BACKGROUNDING OF MORPHOLOGY A pervasive theme in the development of English is the backgrounding of morphology. By this is meant that the morphology came to play less and less of a role in the indication of grammatical categories. This development was triggered by the attrition of inflections. A consequence of this is that the remaining inflections were partly re-interpreted or re-deployed for semantic purposes. A clear example of this is provided by the present tense -s in many dialects of English (but not in the standard). Here there is frequently a contrast between present tense verb forms without any endings and those with a generalised -s for both numbers and all persons. The semantic distinction is between an unmarked present (no ending) and a narrative present (with the inflectional -s).

She have no time for the children anymore.
They walks out the door and they meets him coming up the drive.

Still other dialects distinguish between an unmarked present and an habitual aspectual present with the s-ending.

The lads works the night-shift in the summer if they can.

THE TIME OF SHAKESPEARE Not least because Shakespeare lived at a pivotal period for the development of Modern English (late 16th and beginning of the 17th century) the term Shakespearean English is used quite often. Care is necessary here to determine what is meant as the reference can mean either the English of the period when Shakespeare lived or can have the narrow meaning of the language of his plays and poetry.

  

BIBLE TRANSLATIONS AND RELIGIOUS WORKS The Early Modern Period is remembered for the significant translation of the Bible made during the reign of James I (1603-1625). This was done by a group of clerics, begun in 1604 and completed in 1611. The translation was designed to be definitive, hence the label Authorized Version which is given to it. Because it was prepared in the reign of James I (of England) it is also known as the King James Bible. Another major religious work Book of Common Prayer which was compiled by Thomas Cranmer (1489-1566), a Protestant reformer from the Tudor period, and first published in 1549. There were many later revised editions including that from 1662, illustrated below. It is a central document of the Church of England.

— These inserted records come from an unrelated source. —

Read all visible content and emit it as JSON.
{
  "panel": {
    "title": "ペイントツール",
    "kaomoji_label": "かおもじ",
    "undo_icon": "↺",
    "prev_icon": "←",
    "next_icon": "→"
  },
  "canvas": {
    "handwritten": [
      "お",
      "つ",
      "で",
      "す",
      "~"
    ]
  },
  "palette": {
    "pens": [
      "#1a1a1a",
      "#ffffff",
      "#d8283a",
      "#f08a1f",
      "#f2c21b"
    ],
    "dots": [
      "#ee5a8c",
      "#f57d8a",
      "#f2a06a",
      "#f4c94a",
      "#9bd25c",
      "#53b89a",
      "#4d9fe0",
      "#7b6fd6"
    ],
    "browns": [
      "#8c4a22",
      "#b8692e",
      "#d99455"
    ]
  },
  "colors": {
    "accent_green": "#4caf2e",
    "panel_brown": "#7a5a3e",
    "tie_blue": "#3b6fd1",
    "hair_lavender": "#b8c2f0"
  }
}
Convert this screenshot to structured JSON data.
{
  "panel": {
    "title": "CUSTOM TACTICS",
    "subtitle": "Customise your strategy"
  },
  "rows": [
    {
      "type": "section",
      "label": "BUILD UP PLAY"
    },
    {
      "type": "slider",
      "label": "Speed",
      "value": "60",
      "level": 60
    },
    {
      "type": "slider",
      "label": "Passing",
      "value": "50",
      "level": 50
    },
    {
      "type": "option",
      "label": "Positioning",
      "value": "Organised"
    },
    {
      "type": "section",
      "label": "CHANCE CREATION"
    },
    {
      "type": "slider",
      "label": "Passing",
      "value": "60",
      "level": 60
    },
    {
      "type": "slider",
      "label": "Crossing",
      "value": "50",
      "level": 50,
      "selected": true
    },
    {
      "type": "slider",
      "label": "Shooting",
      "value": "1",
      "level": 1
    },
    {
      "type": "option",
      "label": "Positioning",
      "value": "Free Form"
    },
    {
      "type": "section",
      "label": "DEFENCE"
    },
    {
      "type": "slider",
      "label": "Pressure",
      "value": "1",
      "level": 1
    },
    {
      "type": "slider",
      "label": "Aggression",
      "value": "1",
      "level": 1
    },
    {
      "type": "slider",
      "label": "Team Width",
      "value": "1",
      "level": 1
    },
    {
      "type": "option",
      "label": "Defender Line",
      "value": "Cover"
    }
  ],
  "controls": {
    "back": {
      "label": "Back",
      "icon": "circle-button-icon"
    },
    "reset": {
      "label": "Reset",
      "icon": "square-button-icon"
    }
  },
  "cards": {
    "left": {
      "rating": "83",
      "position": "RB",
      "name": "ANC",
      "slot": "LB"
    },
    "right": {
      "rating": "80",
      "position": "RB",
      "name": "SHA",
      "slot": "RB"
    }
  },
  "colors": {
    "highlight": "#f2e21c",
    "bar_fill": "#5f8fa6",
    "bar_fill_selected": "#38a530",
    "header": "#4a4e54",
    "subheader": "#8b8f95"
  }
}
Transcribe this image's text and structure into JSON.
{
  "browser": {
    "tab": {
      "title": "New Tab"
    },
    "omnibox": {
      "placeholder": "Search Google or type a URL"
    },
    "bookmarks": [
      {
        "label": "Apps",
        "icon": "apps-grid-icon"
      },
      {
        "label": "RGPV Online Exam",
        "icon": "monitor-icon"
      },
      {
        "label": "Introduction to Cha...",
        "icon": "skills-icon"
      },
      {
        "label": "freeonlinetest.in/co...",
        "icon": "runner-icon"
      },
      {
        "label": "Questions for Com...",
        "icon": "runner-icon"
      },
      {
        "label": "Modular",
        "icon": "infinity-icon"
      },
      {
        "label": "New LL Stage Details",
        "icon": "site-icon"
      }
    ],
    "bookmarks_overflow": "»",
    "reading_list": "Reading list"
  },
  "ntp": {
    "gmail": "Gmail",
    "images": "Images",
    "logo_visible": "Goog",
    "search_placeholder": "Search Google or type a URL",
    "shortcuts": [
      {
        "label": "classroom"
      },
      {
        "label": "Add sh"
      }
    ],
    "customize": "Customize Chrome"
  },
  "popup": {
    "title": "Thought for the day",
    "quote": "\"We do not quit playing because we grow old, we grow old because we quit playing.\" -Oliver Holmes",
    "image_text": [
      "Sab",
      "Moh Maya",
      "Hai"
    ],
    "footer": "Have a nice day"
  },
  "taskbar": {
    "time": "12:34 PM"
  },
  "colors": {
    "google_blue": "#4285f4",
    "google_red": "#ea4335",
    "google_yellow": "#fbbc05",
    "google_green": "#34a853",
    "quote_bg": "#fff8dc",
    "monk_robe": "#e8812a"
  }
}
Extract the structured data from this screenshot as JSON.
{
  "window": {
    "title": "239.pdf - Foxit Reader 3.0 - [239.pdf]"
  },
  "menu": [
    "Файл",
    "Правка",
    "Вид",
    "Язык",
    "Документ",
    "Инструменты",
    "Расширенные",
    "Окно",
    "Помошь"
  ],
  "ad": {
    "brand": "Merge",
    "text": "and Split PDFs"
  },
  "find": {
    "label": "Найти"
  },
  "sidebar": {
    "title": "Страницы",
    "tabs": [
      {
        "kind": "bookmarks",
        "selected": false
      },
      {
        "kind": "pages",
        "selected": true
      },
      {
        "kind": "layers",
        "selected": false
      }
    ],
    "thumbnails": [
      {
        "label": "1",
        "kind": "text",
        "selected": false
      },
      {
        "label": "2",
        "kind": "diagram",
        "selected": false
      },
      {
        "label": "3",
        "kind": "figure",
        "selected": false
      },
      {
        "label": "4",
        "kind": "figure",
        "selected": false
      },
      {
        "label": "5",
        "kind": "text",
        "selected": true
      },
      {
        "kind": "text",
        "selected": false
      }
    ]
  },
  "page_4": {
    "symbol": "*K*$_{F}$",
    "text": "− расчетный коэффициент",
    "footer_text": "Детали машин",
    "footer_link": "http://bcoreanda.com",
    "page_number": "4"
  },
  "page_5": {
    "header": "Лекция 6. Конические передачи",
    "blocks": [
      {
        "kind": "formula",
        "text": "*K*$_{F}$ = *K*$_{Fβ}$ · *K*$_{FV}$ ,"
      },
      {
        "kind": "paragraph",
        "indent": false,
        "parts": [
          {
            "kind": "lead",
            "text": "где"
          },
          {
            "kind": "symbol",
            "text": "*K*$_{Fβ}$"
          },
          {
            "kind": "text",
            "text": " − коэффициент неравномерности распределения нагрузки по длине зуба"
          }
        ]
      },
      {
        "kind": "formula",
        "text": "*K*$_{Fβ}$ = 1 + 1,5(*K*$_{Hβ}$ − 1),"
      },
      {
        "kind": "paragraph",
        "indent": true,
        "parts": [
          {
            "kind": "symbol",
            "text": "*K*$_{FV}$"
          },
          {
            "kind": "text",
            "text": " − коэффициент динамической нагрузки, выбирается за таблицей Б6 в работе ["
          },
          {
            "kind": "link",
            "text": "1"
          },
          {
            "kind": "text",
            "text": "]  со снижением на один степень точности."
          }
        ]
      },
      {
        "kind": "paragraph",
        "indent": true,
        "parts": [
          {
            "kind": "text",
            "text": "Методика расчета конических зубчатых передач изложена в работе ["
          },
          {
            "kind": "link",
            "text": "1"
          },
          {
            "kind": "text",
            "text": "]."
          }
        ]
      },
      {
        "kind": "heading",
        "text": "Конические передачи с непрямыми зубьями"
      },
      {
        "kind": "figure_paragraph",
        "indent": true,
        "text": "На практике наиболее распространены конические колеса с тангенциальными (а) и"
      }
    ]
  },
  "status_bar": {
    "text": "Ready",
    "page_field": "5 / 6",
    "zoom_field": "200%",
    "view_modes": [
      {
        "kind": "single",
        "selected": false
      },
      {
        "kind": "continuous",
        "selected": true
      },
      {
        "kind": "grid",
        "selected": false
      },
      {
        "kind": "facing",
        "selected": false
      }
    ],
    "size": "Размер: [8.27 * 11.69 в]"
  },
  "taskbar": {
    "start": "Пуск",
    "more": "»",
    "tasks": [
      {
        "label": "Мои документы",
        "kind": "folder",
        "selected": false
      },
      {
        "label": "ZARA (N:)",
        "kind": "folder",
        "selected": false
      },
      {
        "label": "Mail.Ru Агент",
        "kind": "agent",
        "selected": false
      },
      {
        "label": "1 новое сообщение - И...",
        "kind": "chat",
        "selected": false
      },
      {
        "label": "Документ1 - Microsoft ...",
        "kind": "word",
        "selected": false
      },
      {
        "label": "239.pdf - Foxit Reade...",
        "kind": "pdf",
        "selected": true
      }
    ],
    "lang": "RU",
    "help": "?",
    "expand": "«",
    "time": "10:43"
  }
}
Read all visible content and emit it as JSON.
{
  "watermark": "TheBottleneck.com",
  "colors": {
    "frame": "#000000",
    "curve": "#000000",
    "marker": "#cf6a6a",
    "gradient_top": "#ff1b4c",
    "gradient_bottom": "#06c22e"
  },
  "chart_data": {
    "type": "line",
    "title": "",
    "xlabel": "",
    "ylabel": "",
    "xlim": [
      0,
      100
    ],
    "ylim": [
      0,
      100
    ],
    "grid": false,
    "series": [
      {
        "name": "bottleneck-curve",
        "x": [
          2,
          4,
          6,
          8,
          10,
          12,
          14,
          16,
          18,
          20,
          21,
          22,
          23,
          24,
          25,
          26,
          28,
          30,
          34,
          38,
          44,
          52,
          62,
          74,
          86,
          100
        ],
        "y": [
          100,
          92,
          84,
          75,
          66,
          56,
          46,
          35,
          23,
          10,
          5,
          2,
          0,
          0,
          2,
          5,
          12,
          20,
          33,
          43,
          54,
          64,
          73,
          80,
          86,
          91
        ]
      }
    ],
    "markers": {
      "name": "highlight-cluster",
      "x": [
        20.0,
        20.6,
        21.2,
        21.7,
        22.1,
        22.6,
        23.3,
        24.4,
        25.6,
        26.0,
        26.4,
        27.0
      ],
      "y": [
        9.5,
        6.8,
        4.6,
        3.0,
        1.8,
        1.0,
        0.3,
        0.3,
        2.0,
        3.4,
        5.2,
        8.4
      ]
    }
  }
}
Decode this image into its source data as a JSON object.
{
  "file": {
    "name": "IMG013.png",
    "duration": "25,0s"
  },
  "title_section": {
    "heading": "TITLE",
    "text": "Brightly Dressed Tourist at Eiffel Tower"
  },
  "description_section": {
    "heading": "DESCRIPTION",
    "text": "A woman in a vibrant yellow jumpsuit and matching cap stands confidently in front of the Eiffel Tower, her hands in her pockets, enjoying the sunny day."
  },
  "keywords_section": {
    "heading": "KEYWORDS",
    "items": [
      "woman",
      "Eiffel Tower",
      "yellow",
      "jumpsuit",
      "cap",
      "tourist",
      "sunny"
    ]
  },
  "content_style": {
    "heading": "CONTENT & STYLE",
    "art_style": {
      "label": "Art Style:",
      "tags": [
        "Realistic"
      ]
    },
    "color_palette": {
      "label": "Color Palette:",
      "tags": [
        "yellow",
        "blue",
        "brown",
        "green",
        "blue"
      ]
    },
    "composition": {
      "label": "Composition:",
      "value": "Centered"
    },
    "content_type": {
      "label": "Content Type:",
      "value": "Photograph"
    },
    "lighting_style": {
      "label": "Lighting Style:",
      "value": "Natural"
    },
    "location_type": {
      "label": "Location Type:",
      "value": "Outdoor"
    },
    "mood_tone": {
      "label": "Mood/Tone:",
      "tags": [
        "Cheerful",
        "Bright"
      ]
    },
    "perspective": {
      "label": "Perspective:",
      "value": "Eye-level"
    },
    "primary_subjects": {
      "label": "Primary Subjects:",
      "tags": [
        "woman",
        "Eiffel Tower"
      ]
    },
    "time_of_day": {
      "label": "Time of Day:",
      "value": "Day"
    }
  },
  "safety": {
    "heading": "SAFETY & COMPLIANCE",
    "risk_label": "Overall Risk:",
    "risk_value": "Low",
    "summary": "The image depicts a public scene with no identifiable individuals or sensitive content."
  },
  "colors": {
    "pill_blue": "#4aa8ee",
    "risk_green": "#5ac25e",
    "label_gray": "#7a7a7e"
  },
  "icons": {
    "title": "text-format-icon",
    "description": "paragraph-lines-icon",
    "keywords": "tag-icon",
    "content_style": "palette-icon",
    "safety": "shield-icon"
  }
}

However, it was not accepted by the non-conformist Protestants of the time, e.g. the Presbyterians in Scotland.

  

  


EARLY COLONISATION The Early Modern period is also interesting as it is from this time that the colonisation of America by the English dates. This meant that the varieties of English of the period were exported to America where several of their characteristics have been retained due to the naturally conservative nature of peripheral dialects of a language. Other dialects of English including the varieties spoken in the developing world are based on the language of the Early Modern period.